Physical and mental challenges of (un)fixing led me to believe it was a failed sculpture that would not support itself. Imagining the structure as an item of clothing, that was not being worn but had been worn and slumped on the floor at the end of the day, the pending sense of failure became the underlying concept, where the work was to wear itself as it could.
In ‘Certainty, Contingency, and Improvisation’ Peters refers to Heidegger’s use of the term ‘erring’, defining the ‘working of erring’ as being ‘essential to human endeavour’, that enables us to try things out.
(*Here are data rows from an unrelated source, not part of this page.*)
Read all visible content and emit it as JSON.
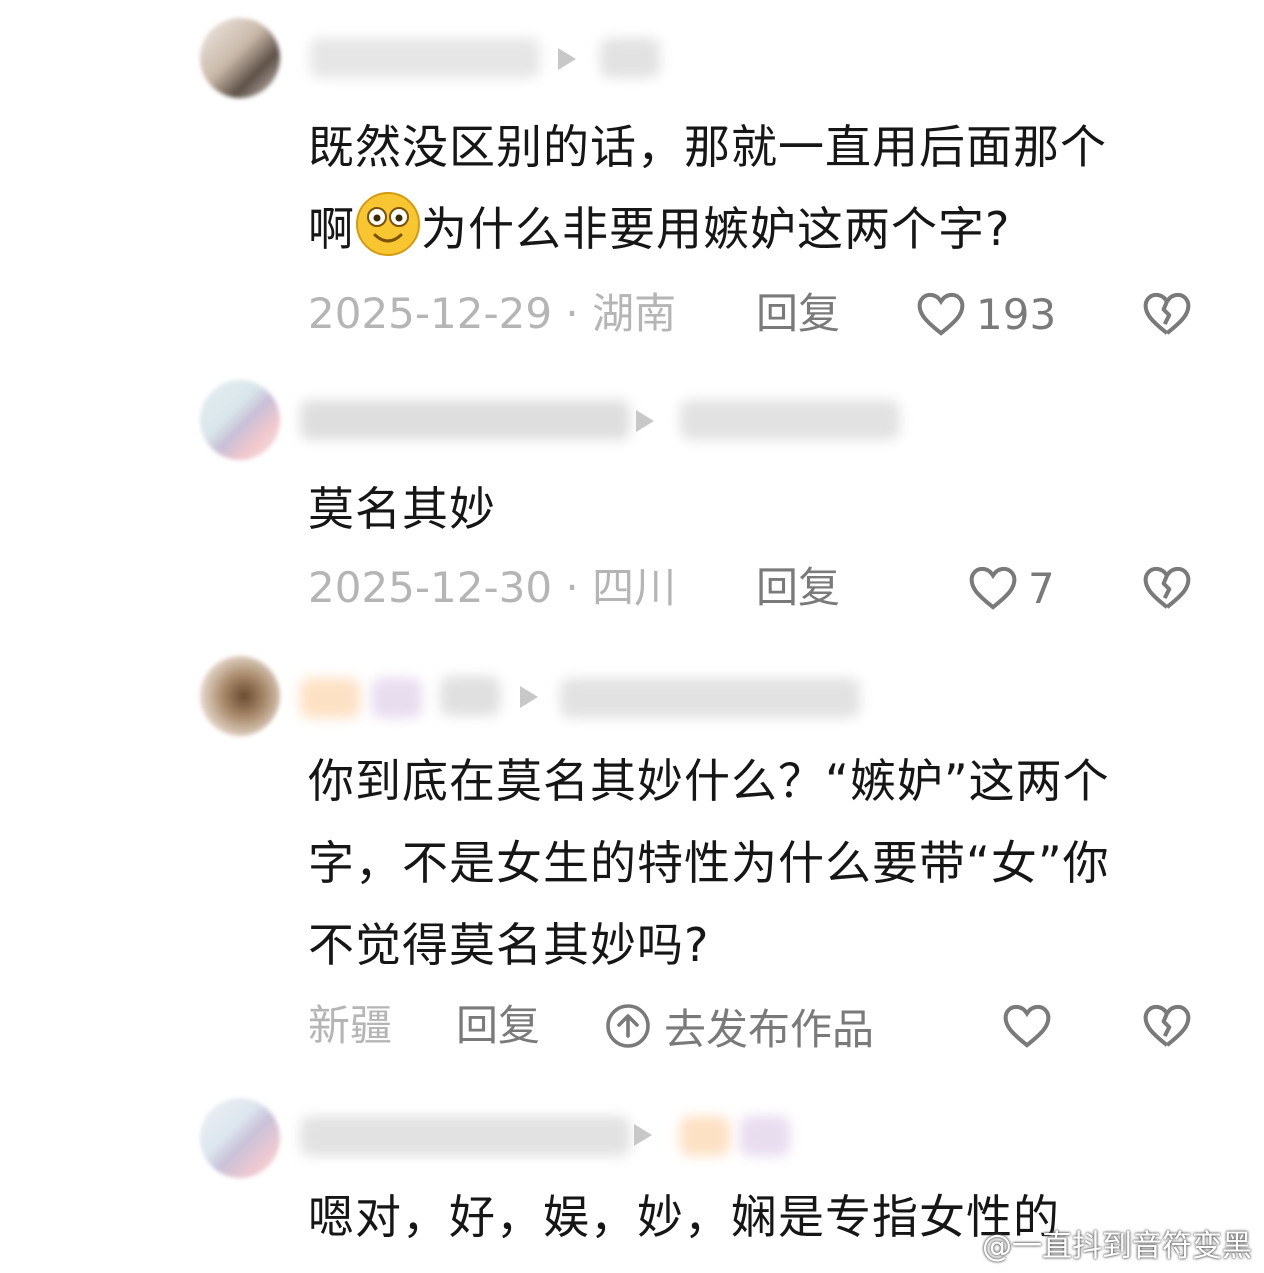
{
  "comments": [
    {
      "text_line1": "既然没区别的话，那就一直用后面那个",
      "text_line2_before": "啊",
      "text_line2_after": "为什么非要用嫉妒这两个字?",
      "meta": "2025-12-29 · 湖南",
      "reply": "回复",
      "likes": "193"
    },
    {
      "text": "莫名其妙",
      "meta": "2025-12-30 · 四川",
      "reply": "回复",
      "likes": "7"
    },
    {
      "text_line1": "你到底在莫名其妙什么？“嫉妒”这两个",
      "text_line2": "字，不是女生的特性为什么要带“女”你",
      "text_line3": "不觉得莫名其妙吗?",
      "meta": "新疆",
      "reply": "回复",
      "publish": "去发布作品"
    },
    {
      "text": "嗯对，好，娱，妙，娴是专指女性的"
    }
  ],
  "icons": [
    "play-arrow-icon",
    "heart-icon",
    "broken-heart-icon",
    "upload-circle-icon",
    "smile-emoji-icon",
    "weibo-logo-icon"
  ],
  "watermark": "@一直抖到音符变黑",
  "colors": {
    "text": "#161616",
    "meta": "#b5b5b5",
    "action": "#7a7a7a"
  }
}
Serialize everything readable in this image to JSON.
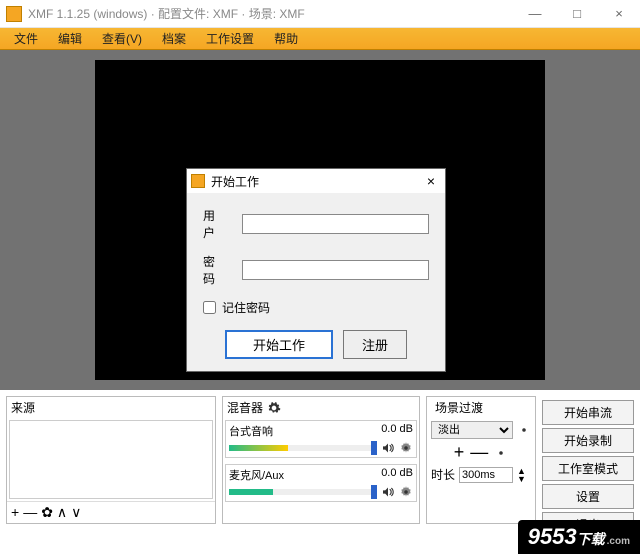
{
  "window": {
    "title": "XMF 1.1.25 (windows) · 配置文件: XMF · 场景: XMF",
    "minimize": "—",
    "maximize": "□",
    "close": "×"
  },
  "menu": {
    "file": "文件",
    "edit": "编辑",
    "view": "查看(V)",
    "archive": "档案",
    "work_settings": "工作设置",
    "help": "帮助"
  },
  "panels": {
    "sources_title": "来源",
    "mixer_title": "混音器",
    "transitions_title": "场景过渡"
  },
  "sources_toolbar": {
    "add": "+",
    "remove": "—",
    "settings": "✿",
    "up": "∧",
    "down": "∨"
  },
  "mixer": {
    "channel1": {
      "name": "台式音响",
      "level": "0.0 dB"
    },
    "channel2": {
      "name": "麦克风/Aux",
      "level": "0.0 dB"
    }
  },
  "transitions": {
    "mode": "淡出",
    "plus": "+",
    "minus": "—",
    "duration_label": "时长",
    "duration_value": "300ms"
  },
  "buttons": {
    "start_stream": "开始串流",
    "start_record": "开始录制",
    "studio_mode": "工作室模式",
    "settings": "设置",
    "exit": "退出"
  },
  "dialog": {
    "title": "开始工作",
    "close": "×",
    "user_label": "用户",
    "pass_label": "密码",
    "remember": "记住密码",
    "primary_btn": "开始工作",
    "secondary_btn": "注册"
  },
  "watermark": {
    "main": "9553",
    "sub": "下载",
    "dotcom": ".com"
  }
}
Referring to the act of improvisation as the gaining of ‘consistency and intensity’, whereby what we try becomes ‘less and less hit and miss’, Peters defines improvisation as not being driven by certainty but that which ‘errs’ on the side of caution, through ‘a degree of certitude’ and a ‘decisive between-ness’. By factoring-in contingencies during the process of doing, creating situations where we can both ‘fix’ and ‘unfix’, he declares that it is our ability to ‘unfix’ that provides the necessary liberation for improvisation to take place.
Characterizing the act of improvisation as taking a necessary ‘…shift from uncertainty to certitude’, where the improviser ‘perform[s]’ through ‘endless rehearsal[s]’, Peters refers back to Heidegger and the term ‘inceptual thinking’ to define ‘thinking and re-thinking the beginning’, where ‘everything starts again, and again’, as staying with feelings, to ‘feel secure’ within ‘inceptual moment[s]’. Though Peters refers to improvisation as building an ‘intensity’ and ‘dramatiz[ing]…initiatory moment[s]’, by planning for uncertainties we can defuse emotional reactions and the nature of judgement, taking a broader perspective to think outside of situations sensed, focus upon the discipline, and remain committed to working through the task in hand.[1]